L’aéroport de Nice au cœur de tensions
Au cœur des crispations notamment, l’accès à l’aéroport Nice Côte d’Azur pour les taxis et véhicules de grande remise monégasques.
Les chauffeurs français pestant régulièrement d’avoir un accès limité et trop onéreux (vignettes) à Monaco, là où leurs homologues monégasques bénéficieraient de plus de largesse à l’aéroport de Nice.
Défendant la corporation monégasque, le gouvernement princier a rappelé fin mars que la Principauté est actionnaire à 10% de l’aéroport Nice Côte d’Azur, par lequel transite une clientèle d’affaires souvent en direction de Monaco. Demandant l’octroi de 20 macarons pour les taxis monégasques, soit le même quota de vignettes accordé aux chauffeurs français pour travailler à Monaco.
« Un dispositif équilibré et pérenne, au service des clients »
Ce vendredi soir, gouvernement princier et Préfecture des Alpes-Maritimes ont donc annoncé avoir trouvé un accord « permettant aux professionnels du transport de personnes de travailler sur les deux territoires ».
« Ce dispositif est le fruit de nombreux échanges entre toutes les parties, y compris avec les représentants des professionnels de part et d’autre de la frontière.
Cet accord illustre également le travail mené par les autorités monégasques et françaises, dont l’objectif est de faciliter l’activité économique en répondant au mieux aux besoins des clients, tout en respectant les intérêts de tous les acteurs concernés. Compte tenu de l’accroissement du volume d’activité d’ores et déjà amorcé par le calendrier événementiel, ce dispositif sera mis en œuvre dans les plus prochains jours et fera l’objet d’une publication au prochain Journal de Monaco. »
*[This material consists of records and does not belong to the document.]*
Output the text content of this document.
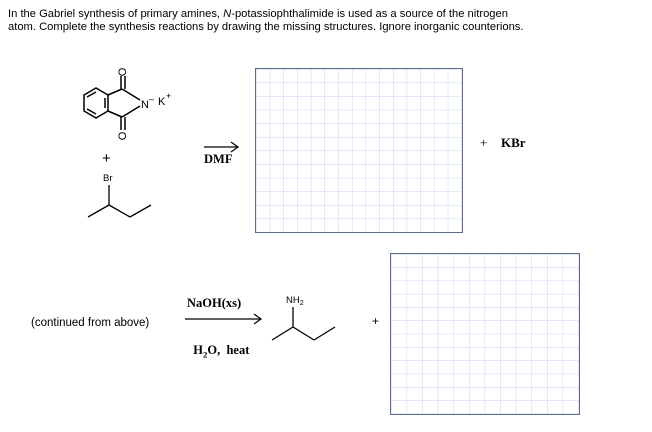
In the Gabriel synthesis of primary amines, N-potassiophthalimide is used as a source of the nitrogen
atom. Complete the synthesis reactions by drawing the missing structures. Ignore inorganic counterions.
O
O
N – K +
+
Br
DMF
+ KBr
(continued from above)
NaOH(xs)

$H_2O$,  heat

$NH_2$
+
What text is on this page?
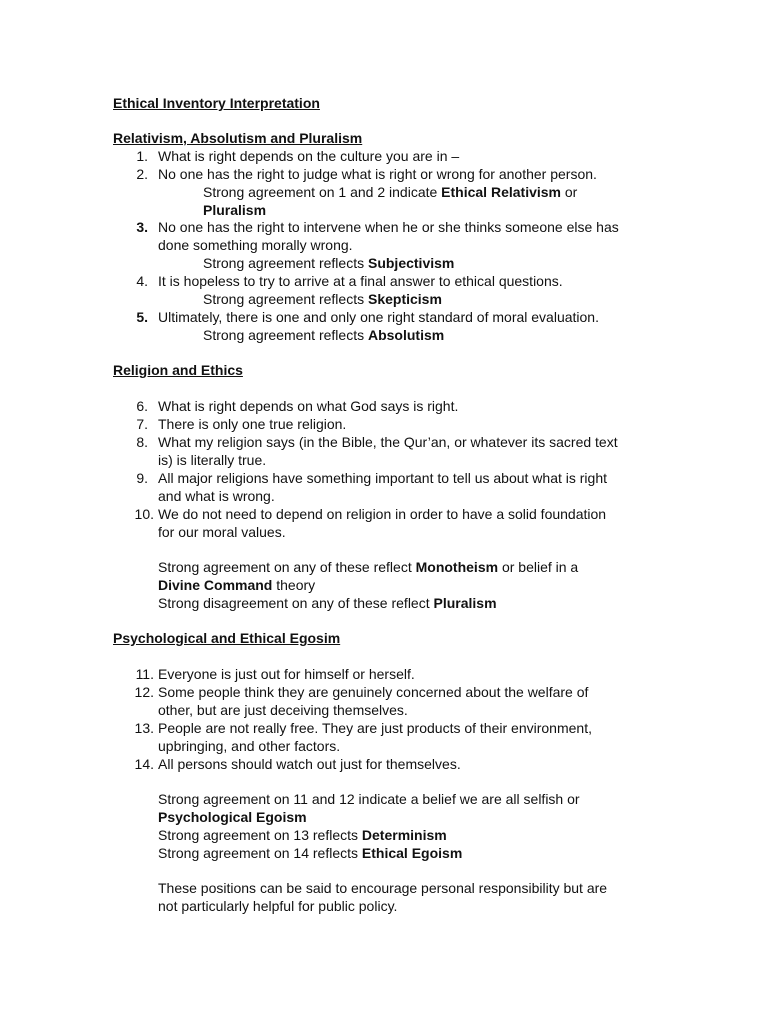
Ethical Inventory Interpretation
Relativism, Absolutism and Pluralism
1. What is right depends on the culture you are in –
2. No one has the right to judge what is right or wrong for another person.
Strong agreement on 1 and 2 indicate Ethical Relativism or
Pluralism
3. No one has the right to intervene when he or she thinks someone else has
done something morally wrong.
Strong agreement reflects Subjectivism
4. It is hopeless to try to arrive at a final answer to ethical questions.
Strong agreement reflects Skepticism
5. Ultimately, there is one and only one right standard of moral evaluation.
Strong agreement reflects Absolutism
Religion and Ethics
6. What is right depends on what God says is right.
7. There is only one true religion.
8. What my religion says (in the Bible, the Qur’an, or whatever its sacred text
is) is literally true.
9. All major religions have something important to tell us about what is right
and what is wrong.
10. We do not need to depend on religion in order to have a solid foundation
for our moral values.
Strong agreement on any of these reflect Monotheism or belief in a
Divine Command theory
Strong disagreement on any of these reflect Pluralism
Psychological and Ethical Egosim
11. Everyone is just out for himself or herself.
12. Some people think they are genuinely concerned about the welfare of
other, but are just deceiving themselves.
13. People are not really free. They are just products of their environment,
upbringing, and other factors.
14. All persons should watch out just for themselves.
Strong agreement on 11 and 12 indicate a belief we are all selfish or
Psychological Egoism
Strong agreement on 13 reflects Determinism
Strong agreement on 14 reflects Ethical Egoism
These positions can be said to encourage personal responsibility but are
not particularly helpful for public policy.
Trois points essentiels de l’accord
Le gouvernement monégasque précise trois points importants à Monaco-Matin ce vendredi soir.
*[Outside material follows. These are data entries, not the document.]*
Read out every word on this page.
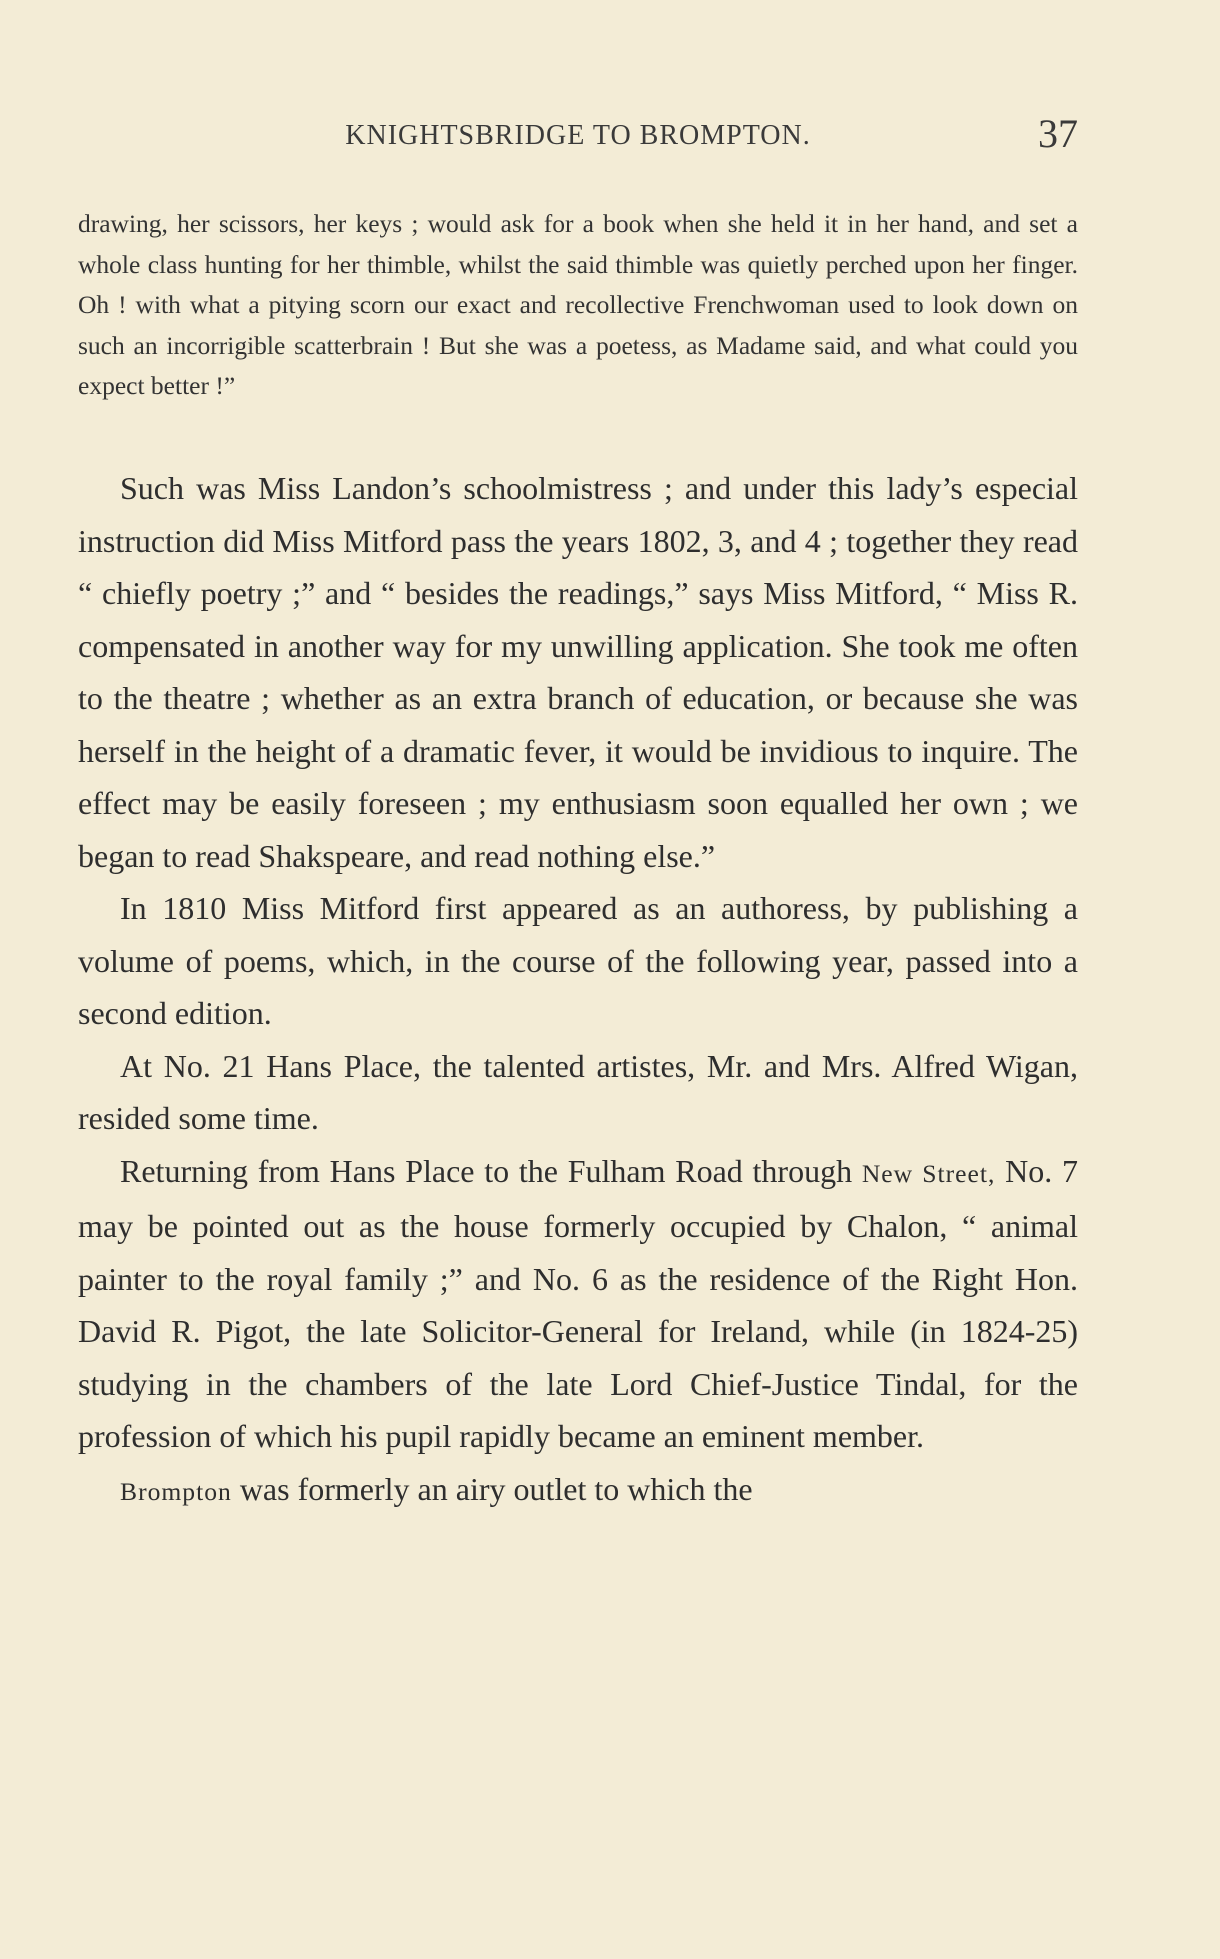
KNIGHTSBRIDGE TO BROMPTON.	37

drawing, her scissors, her keys ; would ask for a book when she held it in her hand, and set a whole class hunting for her thimble, whilst the said thimble was quietly perched upon her finger. Oh ! with what a pitying scorn our exact and recollective Frenchwoman used to look down on such an incorrigible scatterbrain ! But she was a poetess, as Madame said, and what could you expect better !”

Such was Miss Landon’s schoolmistress ; and under this lady’s especial instruction did Miss Mitford pass the years 1802, 3, and 4 ; together they read “ chiefly poetry ;” and “ besides the readings,” says Miss Mitford, “ Miss R. compensated in another way for my unwilling application. She took me often to the theatre ; whether as an extra branch of education, or because she was herself in the height of a dramatic fever, it would be invidious to inquire. The effect may be easily foreseen ; my enthusiasm soon equalled her own ; we began to read Shakspeare, and read nothing else.”

In 1810 Miss Mitford first appeared as an authoress, by publishing a volume of poems, which, in the course of the following year, passed into a second edition.

At No. 21 Hans Place, the talented artistes, Mr. and Mrs. Alfred Wigan, resided some time.

Returning from Hans Place to the Fulham Road through New Street, No. 7 may be pointed out as the house formerly occupied by Chalon, “ animal painter to the royal family ;” and No. 6 as the residence of the Right Hon. David R. Pigot, the late Solicitor-General for Ireland, while (in 1824-25) studying in the chambers of the late Lord Chief-Justice Tindal, for the profession of which his pupil rapidly became an eminent member.

Brompton was formerly an airy outlet to which the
La charte a été rédigée et signée entre taxis et VTC français et véhicules de grande remise monégasques
Il y aura une « correspondance » entre les vignettes accordées aux taxis français pour évoluer à Monaco et les macarons remis aux chauffeurs de Monaco pour accéder aux zones réservées à l’aéroport Nice Côte d’Azur
Le dispositif ne se résumera pas à la haute saison mais sera valable « toute l’année »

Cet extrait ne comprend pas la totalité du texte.